Stories of Hispanic Heritage
WittKieffer has many employees who identify as Hispanic, a significant part of the diverse mix of people who make up our workforce. As we celebrate...
WittKieffer has many employees who identify as Hispanic, a significant part of the diverse mix of people who make up our workforce. As we celebrate National Hispanic Heritage Month from September 15 to October 15, several of these individuals have been kind enough to share information on their backgrounds and thoughts on what it means to identify as Hispanic.
Michelle Araújo
Pursuit Strategist
I am of Portuguese ancestry, from the Azores. My mom likes to tell the story of me as a third-grader coming home from the first day of our school’s state standardized testing very confused because I had to fill in a bubble that asked my ethnicity – apparently, I had selected “other” and written in “beige.” To me, that speaks to the discomfort I’ve always felt around pinning down my ethnicity in the narrow options we’re provided. If you ask a bunch of Portuguese people what they identify as, you’re going to get a bunch of different answers. As I’ve gotten older, Hispanic has felt the most true of those little fill-in bubbles, though sometimes I feel snarky and will write in the more specific “Iberian.” It speaks to the history of the country my family is from, captures the sense of culture that I grew up in and also the difference that I felt as a kid from friends who identify as white, latinx, etc. My personal ties to my family’s history are very important to me and I feel very much tied to the country of my forefathers. It’s my heritage and I want to claim and own it proudly.
Angie Velazquez
Executive Search Coordinator, Healthcare
My heritage is Mexican. We have a lot of different traditions but the one I love the most and am the proudest of is the closeness that we have as a family. Family is very important to us and we always support and help each other. We are not an individual, we are a family. When I think about my childhood and even my adult life what I value most is all the memories I have of me and my family. I have also enjoyed learning and being a part of dance groups that support my heritage – Aztec dancing and folklorico. I also love that I know Spanish and am able to communicate with people, understand music and movies of my heritage.
Francine Heymanson
Administrative Manager, Education
I am very proud to have both Spanish and Mexican heritage. Being born in Los Angeles and having lived in Los Angeles for many years reminded me of how influential my heritage is to California. My grandparents and great grandparents both assimilated into a new culture and influenced our community. We grew up speaking English, but eating tamales on Christmas Eve. I am proud to say that I have a multicultural upbringing as well as recognize the challenges.
Diana Rincon
Research Strategy Analyst
I was born and raised in Durango, Mexico. My family and I moved to Chicago in the early 90s when I was 10 years old. It was my parents’ dream to move to California as they both had worked there at some point in their lives and knew they could raise my sisters and me there. However, Chicago ended up being our destiny.

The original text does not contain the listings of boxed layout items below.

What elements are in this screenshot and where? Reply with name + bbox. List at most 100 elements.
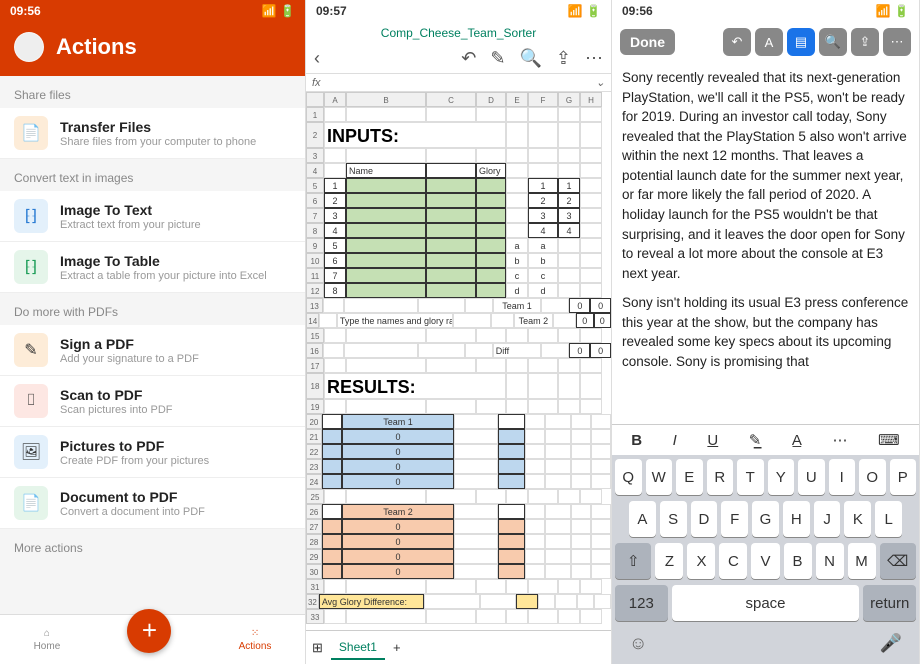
item-pictures-pdf[interactable]: 🖼 Pictures to PDFCreate PDF from your pi… (0, 427, 305, 478)
item-sign-pdf[interactable]: ✎ Sign a PDFAdd your signature to a PDF (0, 325, 305, 376)
key-x[interactable]: X (687, 543, 715, 579)
done-button[interactable]: Done (620, 29, 675, 55)
more-icon[interactable]: ⋯ (883, 28, 911, 56)
spreadsheet[interactable]: ABCDEFGH12INPUTS:34NameGlory511162227333… (306, 92, 611, 630)
key-g[interactable]: G (752, 501, 779, 537)
toolbar: Done ↶ A ▤ 🔍 ⇪ ⋯ (612, 22, 919, 62)
fab-add[interactable]: + (127, 609, 171, 653)
section-more: More actions (0, 529, 305, 561)
file-icon: 📄 (14, 116, 48, 150)
italic-button[interactable]: I (673, 432, 677, 449)
tab-sheet1[interactable]: Sheet1 (331, 636, 385, 660)
key-w[interactable]: W (646, 459, 673, 495)
layout-icon[interactable]: ▤ (787, 28, 815, 56)
key-f[interactable]: F (721, 501, 748, 537)
sign-icon: ✎ (14, 333, 48, 367)
key-q[interactable]: Q (615, 459, 642, 495)
document-title[interactable]: Comp_Cheese_Team_Sorter (306, 22, 611, 44)
key-h[interactable]: H (783, 501, 810, 537)
key-123[interactable]: 123 (615, 585, 668, 621)
plus-icon: + (142, 615, 157, 646)
nav-actions[interactable]: ⁙Actions (239, 628, 272, 652)
format-bar: B I U ✎̲ A̲ ⋯ ⌨ (612, 424, 919, 455)
key-backspace[interactable]: ⌫ (880, 543, 916, 579)
section-share: Share files (0, 76, 305, 108)
avatar[interactable] (14, 32, 44, 62)
key-m[interactable]: M (848, 543, 876, 579)
key-t[interactable]: T (737, 459, 764, 495)
formula-bar[interactable]: fx⌄ (306, 73, 611, 92)
section-pdf: Do more with PDFs (0, 293, 305, 325)
key-o[interactable]: O (859, 459, 886, 495)
formula-input[interactable] (327, 77, 590, 89)
style-icon[interactable]: A (755, 28, 783, 56)
paragraph: Sony recently revealed that its next-gen… (622, 68, 909, 283)
toolbar: ‹ ↶ ✎ 🔍 ⇪ ⋯ (306, 44, 611, 73)
undo-icon[interactable]: ↶ (461, 48, 476, 69)
keyboard: QWERTYUIOP ASDFGHJKL ⇧ZXCVBNM⌫ 123 space… (612, 455, 919, 664)
item-document-pdf[interactable]: 📄 Document to PDFConvert a document into… (0, 478, 305, 529)
font-color-icon[interactable]: A̲ (792, 432, 802, 449)
ocr-icon: ⁅⁆ (14, 199, 48, 233)
grid-icon: ⁙ (251, 628, 259, 639)
key-i[interactable]: I (829, 459, 856, 495)
key-p[interactable]: P (890, 459, 917, 495)
key-e[interactable]: E (676, 459, 703, 495)
share-icon[interactable]: ⇪ (556, 48, 571, 69)
home-icon: ⌂ (44, 628, 50, 639)
highlight-icon[interactable]: ✎̲ (749, 431, 762, 449)
table-ocr-icon: ⁅⁆ (14, 250, 48, 284)
key-z[interactable]: Z (655, 543, 683, 579)
key-c[interactable]: C (719, 543, 747, 579)
status-bar: 09:56📶 🔋 (612, 0, 919, 22)
status-bar: 09:57📶 🔋 (306, 0, 611, 22)
pictures-icon: 🖼 (14, 435, 48, 469)
document-body[interactable]: Sony recently revealed that its next-gen… (612, 62, 919, 424)
nav-home[interactable]: ⌂Home (34, 628, 61, 652)
more-icon[interactable]: ⋯ (585, 48, 603, 69)
emoji-icon[interactable]: ☺ (629, 633, 647, 654)
document-icon: 📄 (14, 486, 48, 520)
share-icon[interactable]: ⇪ (851, 28, 879, 56)
bold-button[interactable]: B (631, 432, 642, 449)
key-j[interactable]: J (814, 501, 841, 537)
key-v[interactable]: V (751, 543, 779, 579)
chevron-down-icon[interactable]: ⌄ (596, 76, 605, 89)
key-shift[interactable]: ⇧ (615, 543, 651, 579)
key-d[interactable]: D (691, 501, 718, 537)
sheets-icon[interactable]: ⊞ (312, 640, 323, 656)
scan-icon: ⌷ (14, 384, 48, 418)
back-icon[interactable]: ‹ (314, 48, 320, 69)
key-space[interactable]: space (672, 585, 860, 621)
search-icon[interactable]: 🔍 (819, 28, 847, 56)
key-b[interactable]: B (784, 543, 812, 579)
keyboard-icon[interactable]: ⌨ (878, 431, 900, 449)
sheet-tabs: ⊞ Sheet1 + (306, 630, 611, 664)
item-image-to-table[interactable]: ⁅⁆ Image To TableExtract a table from yo… (0, 242, 305, 293)
bottom-nav: ⌂Home + ⁙Actions (0, 614, 305, 664)
key-r[interactable]: R (707, 459, 734, 495)
paragraph: Sony isn't holding its usual E3 press co… (622, 293, 909, 371)
key-y[interactable]: Y (768, 459, 795, 495)
key-n[interactable]: N (816, 543, 844, 579)
search-icon[interactable]: 🔍 (519, 48, 541, 69)
section-convert: Convert text in images (0, 159, 305, 191)
page-title: Actions (56, 34, 137, 60)
undo-icon[interactable]: ↶ (723, 28, 751, 56)
item-transfer-files[interactable]: 📄 Transfer FilesShare files from your co… (0, 108, 305, 159)
item-image-to-text[interactable]: ⁅⁆ Image To TextExtract text from your p… (0, 191, 305, 242)
mic-icon[interactable]: 🎤 (880, 633, 902, 654)
key-a[interactable]: A (629, 501, 656, 537)
key-k[interactable]: K (844, 501, 871, 537)
draw-icon[interactable]: ✎ (490, 48, 505, 69)
key-l[interactable]: L (875, 501, 902, 537)
status-bar: 09:56📶 🔋 (0, 0, 305, 22)
underline-button[interactable]: U (707, 432, 718, 449)
item-scan-pdf[interactable]: ⌷ Scan to PDFScan pictures into PDF (0, 376, 305, 427)
header: Actions (0, 22, 305, 76)
key-return[interactable]: return (863, 585, 916, 621)
add-sheet-icon[interactable]: + (393, 640, 401, 655)
key-s[interactable]: S (660, 501, 687, 537)
more-format-icon[interactable]: ⋯ (832, 431, 847, 449)
key-u[interactable]: U (798, 459, 825, 495)
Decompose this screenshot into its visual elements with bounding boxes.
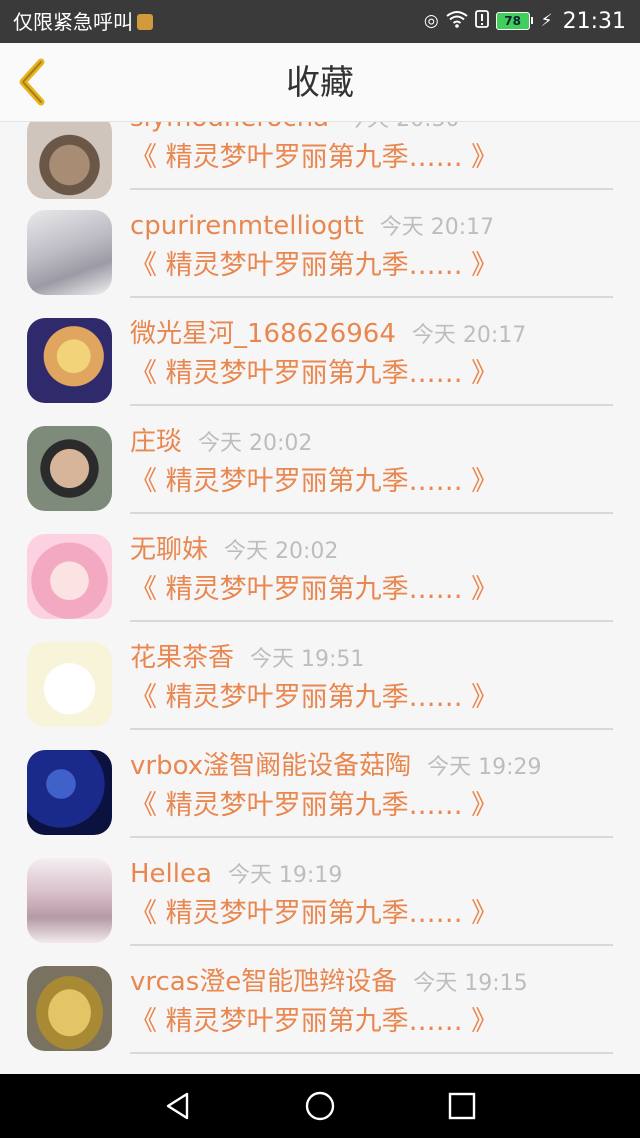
page-title: 收藏 (286, 63, 354, 103)
timestamp: 今天 20:30 (345, 122, 459, 132)
wifi-icon (446, 10, 468, 33)
username: vrbox滏智阚能设备菇陶 (130, 751, 412, 781)
list-item-content: 无聊妹 今天 20:02 《 精灵梦叶罗丽第九季…… 》 (130, 532, 613, 622)
favorite-title-link[interactable]: 《 精灵梦叶罗丽第九季…… 》 (130, 680, 498, 716)
list-item-content: 花果茶香 今天 19:51 《 精灵梦叶罗丽第九季…… 》 (130, 640, 613, 730)
alert-icon (474, 9, 489, 33)
carrier-label: 仅限紧急呼叫 (13, 10, 133, 34)
system-nav-bar (0, 1074, 640, 1138)
square-recents-icon (448, 1092, 476, 1120)
username: 花果茶香 (130, 643, 235, 673)
favorite-title-link[interactable]: 《 精灵梦叶罗丽第九季…… 》 (130, 1004, 498, 1040)
carrier-text-wrap: 仅限紧急呼叫 (13, 9, 153, 35)
avatar (27, 750, 112, 835)
list-item[interactable]: Hellea 今天 19:19 《 精灵梦叶罗丽第九季…… 》 (0, 856, 640, 964)
timestamp: 今天 20:02 (198, 431, 313, 456)
nav-back-button[interactable] (162, 1090, 194, 1122)
timestamp: 今天 20:17 (379, 215, 495, 240)
favorite-title-link[interactable]: 《 精灵梦叶罗丽第九季…… 》 (130, 464, 498, 500)
circle-home-icon (305, 1091, 335, 1121)
favorite-title-link[interactable]: 《 精灵梦叶罗丽第九季…… 》 (130, 788, 498, 824)
avatar (27, 318, 112, 403)
username: cpurirenmtelliogtt (130, 211, 364, 241)
username: 无聊妹 (130, 535, 209, 565)
list-item-content: cpurirenmtelliogtt 今天 20:17 《 精灵梦叶罗丽第九季……… (130, 208, 613, 298)
battery-icon: 78 (495, 12, 533, 30)
nav-recents-button[interactable] (446, 1090, 478, 1122)
battery-level: 78 (504, 14, 521, 28)
header-bar: 收藏 (0, 43, 640, 122)
timestamp: 今天 19:51 (250, 647, 365, 672)
username: 庄琰 (130, 427, 183, 457)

To me, being of a Hispanic background living in the United States means I am able to share with others my culture and all the great things that come with it such as our language, our food and music but most of all the importance of family and being able to pass that down to our children. It also means I can appreciate other cultures even more because there is so much diversity just within our Hispanic cultures. There are people from many other countries that share the same language but with many different backgrounds. My husband, for example, was born in Colombia and I got to learn about their culture and get to teach our children about both of the countries we are from.
What I’m most proud of is the resilience and the hard work of my people and everything my parents and other Hispanics had to face and continue to face to be able to be in a country that could offer a better future for us and our families. All of that has made me stronger as a person and more appreciative of where I come from and where I am now.
Mercedes Chacón Vance
Senior Partner, Education
I’m primarily of Mexican and Spanish descent and my extended family has been in New Mexico for well over 100 years (from when it was a territory). We’ve been able to research and find out that our ancestors lived in what is now southern New Mexico and into Mexico. So my culture is complex. It is not exactly Mexican, but we do have cultural similarities—we have tamales and pozole and things that are in the Mexican tradition but are very much unique to New Mexico. Many people in the Southwest have the same cultural challenge—people always want to know what your exact heritage is, but it’s not that simple.
Nonetheless, my heritage makes me feel proud. I’m the youngest of eight kids, and our family was built on being close, working hard, and having strong character. I feel like I have a rich, unique history that many people may not have. And honestly, now that I live in Maine and have children of my own, I know that some of that culture is inevitably being lost. It makes me a little sad, but I know my kids will appreciate their ancestry as they grow.